ABSTRACT: In September 2016, the U.S. Court of Appeals for the Second Circuit issued a decision that recognized and applied important economic principles concerning the antitrust analysis of single-firm conduct in two-sided markets. The Second Circuit reversed a February 2015 decision of the U.S. District Court for the Eastern District of New York that found Amex’s “non-discriminatory provisions” (NDPs), which prohibited merchants from steering customers toward using other credit cards that charge lower merchant fees, unreasonably restrained trade and violated section 1 of the Sherman Act.
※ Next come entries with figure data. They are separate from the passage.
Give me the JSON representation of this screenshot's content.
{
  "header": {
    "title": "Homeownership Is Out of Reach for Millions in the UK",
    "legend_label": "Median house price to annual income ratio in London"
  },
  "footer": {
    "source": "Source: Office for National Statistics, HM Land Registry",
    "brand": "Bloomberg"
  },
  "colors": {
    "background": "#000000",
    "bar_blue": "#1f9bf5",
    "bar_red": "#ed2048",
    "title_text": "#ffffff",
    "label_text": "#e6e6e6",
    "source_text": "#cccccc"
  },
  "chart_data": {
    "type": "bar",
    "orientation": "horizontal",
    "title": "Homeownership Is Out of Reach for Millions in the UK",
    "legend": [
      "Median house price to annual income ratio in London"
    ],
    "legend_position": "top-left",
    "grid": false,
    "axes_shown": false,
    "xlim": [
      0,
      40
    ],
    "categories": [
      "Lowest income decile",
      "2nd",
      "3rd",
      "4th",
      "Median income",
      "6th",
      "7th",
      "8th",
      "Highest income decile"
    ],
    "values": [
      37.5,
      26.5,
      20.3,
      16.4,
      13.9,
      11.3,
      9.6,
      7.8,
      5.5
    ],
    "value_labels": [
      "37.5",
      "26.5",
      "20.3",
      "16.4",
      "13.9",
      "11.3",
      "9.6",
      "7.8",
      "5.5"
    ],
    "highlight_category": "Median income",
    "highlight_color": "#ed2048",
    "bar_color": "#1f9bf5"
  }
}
Specifically, the district court found that the government had shown by a preponderance of the evidence that Amex’s use of NDPs created an environment in which credit-card networks had little incentive to lower merchant fees, which allegedly restricted interbrand competition among those networks. The Second Circuit, however, found that the district court’s analysis focused erroneously on only the merchant side of the market. Consequently, the Second Circuit reversed the district court’s conclusions that Amex possessed significant market power and that its NDPs had an actual adverse effect on competition as a whole. In a two-sided market, network externalities exist between the two sides. The value that a consumer on one side of the market derives from her consumption of the good or service increases as the number of consumers on the other side of the market increases. Hence, the proper definition of a two-sided market must focus on how a hypothetical monopolist’s small but significant and nontransitory increase in price (SSNIP) on one side of the market would affect demand on both sides of the market. Similarly, a two-sided market analysis is necessary to examine the effects that the challenged conduct has on market competition. Examining only one side of the market would necessarily distort the outcome of that analysis and could condemn legitimate business conduct that enhances, rather than decreases, consumer welfare.